Context: Ciprofloxacin (Cip) is a broad spectrum antibiotic frequently used in the treatment of infectious diseases caused by Pseudomonas aeruginosa. Cip oral administration is commonly associated with poor drug biodisponibility, gastrointestinal tract irritation, and toxic undesirable side effects.
Objective: The aim of this work is to provide an oral biopolymeric system for controlled release of Cip.
Materials and methods: Alginate-gelatin blend microspheres were crosslinked in the presence of 1,2-propylene glycol, calcium, and glutaraldehyde. Studies of Cip encapsulation and release were performed. Matrix characteristics were studied simultaneously by optical microscopy and Fourier transform infrared spectroscopy (FTIR) using synchrotron light, and by texturometric analysis. Microsphere surface topologies were observed by scanning electron microscopy (SEM), atomic force microscopy (AFM), and epifluorescence microscopy.

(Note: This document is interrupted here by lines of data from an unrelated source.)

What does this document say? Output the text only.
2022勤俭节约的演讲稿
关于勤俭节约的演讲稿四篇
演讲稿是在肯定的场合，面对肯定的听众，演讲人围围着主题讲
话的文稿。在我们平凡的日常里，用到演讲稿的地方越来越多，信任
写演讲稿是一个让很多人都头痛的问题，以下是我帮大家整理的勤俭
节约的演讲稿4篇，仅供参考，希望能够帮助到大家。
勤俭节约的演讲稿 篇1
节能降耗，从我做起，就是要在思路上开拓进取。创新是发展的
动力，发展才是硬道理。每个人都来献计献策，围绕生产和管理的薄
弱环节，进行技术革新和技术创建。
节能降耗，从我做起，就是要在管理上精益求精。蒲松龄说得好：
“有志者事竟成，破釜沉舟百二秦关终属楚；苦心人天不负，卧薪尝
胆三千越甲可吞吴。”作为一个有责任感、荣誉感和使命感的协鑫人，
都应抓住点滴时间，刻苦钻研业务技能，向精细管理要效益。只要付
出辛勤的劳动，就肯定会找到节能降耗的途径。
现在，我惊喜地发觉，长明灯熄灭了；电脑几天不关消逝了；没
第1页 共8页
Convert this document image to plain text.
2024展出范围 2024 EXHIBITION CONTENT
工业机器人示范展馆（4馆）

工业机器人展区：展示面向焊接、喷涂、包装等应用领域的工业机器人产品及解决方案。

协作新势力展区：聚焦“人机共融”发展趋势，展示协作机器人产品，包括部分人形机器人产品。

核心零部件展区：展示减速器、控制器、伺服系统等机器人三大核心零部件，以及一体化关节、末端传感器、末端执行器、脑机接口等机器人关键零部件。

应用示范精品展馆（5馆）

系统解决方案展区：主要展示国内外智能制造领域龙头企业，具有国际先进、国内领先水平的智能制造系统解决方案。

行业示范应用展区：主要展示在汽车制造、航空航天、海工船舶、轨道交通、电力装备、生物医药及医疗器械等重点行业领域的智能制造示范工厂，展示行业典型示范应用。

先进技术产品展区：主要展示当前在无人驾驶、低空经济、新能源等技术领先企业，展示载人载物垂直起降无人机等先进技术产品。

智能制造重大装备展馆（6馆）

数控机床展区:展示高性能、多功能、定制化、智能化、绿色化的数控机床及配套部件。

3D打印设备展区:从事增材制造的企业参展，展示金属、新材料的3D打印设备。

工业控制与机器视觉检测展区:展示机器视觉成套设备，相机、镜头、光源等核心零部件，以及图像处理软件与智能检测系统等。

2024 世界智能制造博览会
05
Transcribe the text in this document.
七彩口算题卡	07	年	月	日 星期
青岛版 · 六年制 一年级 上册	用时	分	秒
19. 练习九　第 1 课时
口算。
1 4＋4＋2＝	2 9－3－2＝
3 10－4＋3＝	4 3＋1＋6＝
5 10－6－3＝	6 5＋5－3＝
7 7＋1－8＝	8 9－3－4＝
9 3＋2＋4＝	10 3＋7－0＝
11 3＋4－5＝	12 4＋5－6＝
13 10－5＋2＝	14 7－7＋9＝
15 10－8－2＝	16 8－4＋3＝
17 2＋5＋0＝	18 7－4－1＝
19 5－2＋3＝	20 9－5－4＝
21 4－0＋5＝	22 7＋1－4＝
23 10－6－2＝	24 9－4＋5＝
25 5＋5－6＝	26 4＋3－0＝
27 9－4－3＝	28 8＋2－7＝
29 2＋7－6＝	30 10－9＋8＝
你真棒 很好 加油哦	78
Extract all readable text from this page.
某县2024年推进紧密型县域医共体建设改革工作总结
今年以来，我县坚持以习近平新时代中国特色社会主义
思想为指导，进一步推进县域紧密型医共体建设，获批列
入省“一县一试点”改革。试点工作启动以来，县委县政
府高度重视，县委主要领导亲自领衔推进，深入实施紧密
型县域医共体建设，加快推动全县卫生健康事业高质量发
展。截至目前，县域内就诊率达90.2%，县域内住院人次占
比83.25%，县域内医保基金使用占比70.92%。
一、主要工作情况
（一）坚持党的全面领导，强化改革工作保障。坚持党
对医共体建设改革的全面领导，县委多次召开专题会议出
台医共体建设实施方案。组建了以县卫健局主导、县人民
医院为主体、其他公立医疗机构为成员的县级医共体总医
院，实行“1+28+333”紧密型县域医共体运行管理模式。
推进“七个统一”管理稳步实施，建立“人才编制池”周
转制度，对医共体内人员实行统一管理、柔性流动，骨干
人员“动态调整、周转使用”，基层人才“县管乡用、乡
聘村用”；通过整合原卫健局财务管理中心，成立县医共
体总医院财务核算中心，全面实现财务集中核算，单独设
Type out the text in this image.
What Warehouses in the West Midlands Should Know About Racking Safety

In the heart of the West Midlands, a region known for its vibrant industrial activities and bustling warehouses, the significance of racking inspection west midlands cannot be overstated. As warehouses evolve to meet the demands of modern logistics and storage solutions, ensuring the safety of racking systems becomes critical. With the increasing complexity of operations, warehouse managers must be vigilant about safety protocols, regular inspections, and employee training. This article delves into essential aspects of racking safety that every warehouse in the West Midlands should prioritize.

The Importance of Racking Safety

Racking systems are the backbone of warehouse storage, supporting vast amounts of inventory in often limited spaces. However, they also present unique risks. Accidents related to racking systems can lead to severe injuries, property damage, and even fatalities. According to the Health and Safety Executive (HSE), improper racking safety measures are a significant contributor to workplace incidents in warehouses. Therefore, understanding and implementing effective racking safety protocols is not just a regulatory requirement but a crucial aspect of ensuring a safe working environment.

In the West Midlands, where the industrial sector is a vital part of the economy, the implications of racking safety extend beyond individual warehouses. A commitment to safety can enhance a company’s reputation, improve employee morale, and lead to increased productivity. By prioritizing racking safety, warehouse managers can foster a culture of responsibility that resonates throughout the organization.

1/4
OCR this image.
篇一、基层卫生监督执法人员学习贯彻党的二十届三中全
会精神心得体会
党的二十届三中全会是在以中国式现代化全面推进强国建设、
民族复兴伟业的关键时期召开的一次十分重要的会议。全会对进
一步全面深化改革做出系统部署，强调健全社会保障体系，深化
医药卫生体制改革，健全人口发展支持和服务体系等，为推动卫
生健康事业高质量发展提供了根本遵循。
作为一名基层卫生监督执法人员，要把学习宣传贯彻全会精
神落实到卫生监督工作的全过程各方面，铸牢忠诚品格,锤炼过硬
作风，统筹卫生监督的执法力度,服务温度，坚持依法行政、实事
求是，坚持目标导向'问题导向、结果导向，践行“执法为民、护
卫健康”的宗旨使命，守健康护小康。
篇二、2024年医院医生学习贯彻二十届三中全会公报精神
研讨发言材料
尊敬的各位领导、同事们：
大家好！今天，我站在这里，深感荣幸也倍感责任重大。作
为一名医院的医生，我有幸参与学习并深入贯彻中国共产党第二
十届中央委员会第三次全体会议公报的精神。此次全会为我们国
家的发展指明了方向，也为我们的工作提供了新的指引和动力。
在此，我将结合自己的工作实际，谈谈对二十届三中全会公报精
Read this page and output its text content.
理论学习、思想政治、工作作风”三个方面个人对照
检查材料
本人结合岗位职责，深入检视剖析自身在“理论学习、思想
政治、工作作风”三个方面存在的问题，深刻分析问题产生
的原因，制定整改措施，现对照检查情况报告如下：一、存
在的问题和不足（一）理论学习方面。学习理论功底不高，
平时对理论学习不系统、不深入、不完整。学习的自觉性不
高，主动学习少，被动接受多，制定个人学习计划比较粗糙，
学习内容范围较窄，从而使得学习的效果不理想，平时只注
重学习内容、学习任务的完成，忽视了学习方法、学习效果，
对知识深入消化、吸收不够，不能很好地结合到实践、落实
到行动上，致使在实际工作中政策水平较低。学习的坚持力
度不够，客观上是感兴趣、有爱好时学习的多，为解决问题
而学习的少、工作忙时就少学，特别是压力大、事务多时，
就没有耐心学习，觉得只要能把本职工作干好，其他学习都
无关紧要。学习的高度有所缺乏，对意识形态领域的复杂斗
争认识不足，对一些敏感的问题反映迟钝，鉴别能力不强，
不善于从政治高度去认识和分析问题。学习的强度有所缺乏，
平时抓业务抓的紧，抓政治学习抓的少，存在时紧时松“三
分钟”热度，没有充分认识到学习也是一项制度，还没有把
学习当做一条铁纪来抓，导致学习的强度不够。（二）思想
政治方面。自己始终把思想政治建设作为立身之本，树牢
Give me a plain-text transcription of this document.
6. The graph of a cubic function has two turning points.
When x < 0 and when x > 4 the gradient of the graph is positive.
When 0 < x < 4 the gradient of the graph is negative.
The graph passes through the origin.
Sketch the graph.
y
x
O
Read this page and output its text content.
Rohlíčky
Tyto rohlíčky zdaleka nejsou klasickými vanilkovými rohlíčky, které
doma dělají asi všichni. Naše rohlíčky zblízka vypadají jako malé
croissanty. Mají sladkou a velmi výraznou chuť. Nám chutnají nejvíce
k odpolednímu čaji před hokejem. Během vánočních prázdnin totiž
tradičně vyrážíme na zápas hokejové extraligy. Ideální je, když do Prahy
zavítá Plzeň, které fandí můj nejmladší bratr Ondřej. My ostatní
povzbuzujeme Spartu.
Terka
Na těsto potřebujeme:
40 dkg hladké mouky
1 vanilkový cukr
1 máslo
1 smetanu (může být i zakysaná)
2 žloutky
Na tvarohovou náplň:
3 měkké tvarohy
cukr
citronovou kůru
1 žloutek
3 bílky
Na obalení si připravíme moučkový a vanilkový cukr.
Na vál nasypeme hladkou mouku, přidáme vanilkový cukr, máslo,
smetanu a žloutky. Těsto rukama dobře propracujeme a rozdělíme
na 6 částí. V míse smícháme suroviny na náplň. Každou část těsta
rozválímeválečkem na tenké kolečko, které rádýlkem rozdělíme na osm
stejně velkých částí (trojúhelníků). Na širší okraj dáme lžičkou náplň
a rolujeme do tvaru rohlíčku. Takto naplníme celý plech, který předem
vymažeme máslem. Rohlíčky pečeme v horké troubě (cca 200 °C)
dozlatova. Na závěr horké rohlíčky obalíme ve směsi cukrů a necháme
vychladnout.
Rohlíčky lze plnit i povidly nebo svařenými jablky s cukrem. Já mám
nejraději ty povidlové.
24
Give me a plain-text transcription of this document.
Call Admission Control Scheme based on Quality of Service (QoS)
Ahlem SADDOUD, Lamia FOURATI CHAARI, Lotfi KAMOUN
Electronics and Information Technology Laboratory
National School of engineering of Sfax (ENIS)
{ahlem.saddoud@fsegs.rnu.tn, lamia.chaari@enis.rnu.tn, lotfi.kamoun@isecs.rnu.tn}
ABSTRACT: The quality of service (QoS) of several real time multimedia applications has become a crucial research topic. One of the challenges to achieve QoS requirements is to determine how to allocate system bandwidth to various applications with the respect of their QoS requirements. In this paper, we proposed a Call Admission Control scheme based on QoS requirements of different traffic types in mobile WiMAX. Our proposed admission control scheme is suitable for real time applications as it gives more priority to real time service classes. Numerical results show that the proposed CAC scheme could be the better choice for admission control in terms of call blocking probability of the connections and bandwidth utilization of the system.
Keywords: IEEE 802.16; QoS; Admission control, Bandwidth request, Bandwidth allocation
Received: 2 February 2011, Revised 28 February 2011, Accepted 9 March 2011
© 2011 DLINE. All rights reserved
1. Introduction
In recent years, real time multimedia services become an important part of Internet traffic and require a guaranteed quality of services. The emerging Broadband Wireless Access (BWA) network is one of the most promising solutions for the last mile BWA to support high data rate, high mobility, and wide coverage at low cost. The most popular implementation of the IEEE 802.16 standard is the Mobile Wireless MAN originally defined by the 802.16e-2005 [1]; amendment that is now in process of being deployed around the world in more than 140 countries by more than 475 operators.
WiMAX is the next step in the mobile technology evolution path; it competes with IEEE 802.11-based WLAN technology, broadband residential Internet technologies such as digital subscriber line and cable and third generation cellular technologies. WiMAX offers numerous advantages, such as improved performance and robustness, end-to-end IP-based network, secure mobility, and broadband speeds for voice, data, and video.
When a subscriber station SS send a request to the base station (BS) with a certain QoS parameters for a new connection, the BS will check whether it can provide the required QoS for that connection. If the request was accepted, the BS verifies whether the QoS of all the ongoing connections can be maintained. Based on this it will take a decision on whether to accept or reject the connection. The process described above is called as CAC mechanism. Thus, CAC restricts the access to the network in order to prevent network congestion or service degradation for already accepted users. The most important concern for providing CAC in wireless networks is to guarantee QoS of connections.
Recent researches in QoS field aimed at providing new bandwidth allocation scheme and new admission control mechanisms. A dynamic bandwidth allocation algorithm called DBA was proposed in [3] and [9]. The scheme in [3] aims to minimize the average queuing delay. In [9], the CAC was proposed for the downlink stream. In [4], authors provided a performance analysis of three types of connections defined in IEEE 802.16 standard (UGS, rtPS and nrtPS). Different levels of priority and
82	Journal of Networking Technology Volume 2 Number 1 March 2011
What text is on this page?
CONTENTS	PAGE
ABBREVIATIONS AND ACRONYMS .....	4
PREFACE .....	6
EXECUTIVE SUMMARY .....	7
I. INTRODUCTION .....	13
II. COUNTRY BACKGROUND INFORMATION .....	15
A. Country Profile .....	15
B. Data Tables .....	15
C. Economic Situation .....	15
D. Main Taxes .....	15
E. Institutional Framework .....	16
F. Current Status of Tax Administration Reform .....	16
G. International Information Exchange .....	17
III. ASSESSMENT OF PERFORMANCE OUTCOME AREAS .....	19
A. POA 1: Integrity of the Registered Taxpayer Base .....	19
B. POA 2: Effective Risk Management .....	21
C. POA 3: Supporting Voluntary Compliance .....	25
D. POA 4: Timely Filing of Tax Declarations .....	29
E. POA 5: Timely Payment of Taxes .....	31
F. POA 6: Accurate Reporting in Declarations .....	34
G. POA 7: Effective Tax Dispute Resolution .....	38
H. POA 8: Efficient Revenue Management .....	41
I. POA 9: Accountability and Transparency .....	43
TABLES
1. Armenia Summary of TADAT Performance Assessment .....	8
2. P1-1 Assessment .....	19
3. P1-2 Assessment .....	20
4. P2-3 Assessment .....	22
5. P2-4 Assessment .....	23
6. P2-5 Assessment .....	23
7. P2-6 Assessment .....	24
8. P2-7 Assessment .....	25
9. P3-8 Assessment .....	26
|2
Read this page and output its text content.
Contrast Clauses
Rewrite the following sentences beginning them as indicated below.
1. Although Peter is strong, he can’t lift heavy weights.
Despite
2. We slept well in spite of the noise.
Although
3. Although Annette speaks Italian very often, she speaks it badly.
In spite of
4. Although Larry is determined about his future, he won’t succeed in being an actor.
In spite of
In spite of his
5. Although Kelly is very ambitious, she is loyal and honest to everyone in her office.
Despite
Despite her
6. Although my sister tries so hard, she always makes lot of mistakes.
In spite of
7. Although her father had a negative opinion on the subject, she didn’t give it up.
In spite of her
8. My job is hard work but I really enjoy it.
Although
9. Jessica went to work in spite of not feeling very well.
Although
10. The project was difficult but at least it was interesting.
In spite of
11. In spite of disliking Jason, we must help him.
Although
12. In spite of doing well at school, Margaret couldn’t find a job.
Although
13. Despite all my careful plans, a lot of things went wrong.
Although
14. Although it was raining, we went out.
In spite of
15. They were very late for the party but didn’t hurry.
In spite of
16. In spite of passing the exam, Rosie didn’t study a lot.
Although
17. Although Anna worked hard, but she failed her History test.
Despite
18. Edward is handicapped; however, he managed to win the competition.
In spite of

Results: Microspheres crosslinked with glutaraldehyde showed about 80% Cip encapsulation and less than 10% Cip release under simulated gastric conditions in 15 min, while a controlled release profile was observed at intestinal environment conditions. Antimicrobial activity against P. aeruginosa showed an increasing bacterial growth inhibition in time. Finally, bovine serum albumin (BSA) was used as model protein for binding of macromolecules onto active surface of microspheres, with a consequently modulation of Cip release.
Discussion and conclusions: The results are indicating that alginate/gelatin matrix crosslinked via Ca(2+) and glutaraldehyde can be tailored by decorating the microsphere surface with biological active molecules useful for targeting, making a potential tool to improve Cip oral administration for infection diseases.
Keywords: AFM; biopolymers; gelatin; lends; pectin.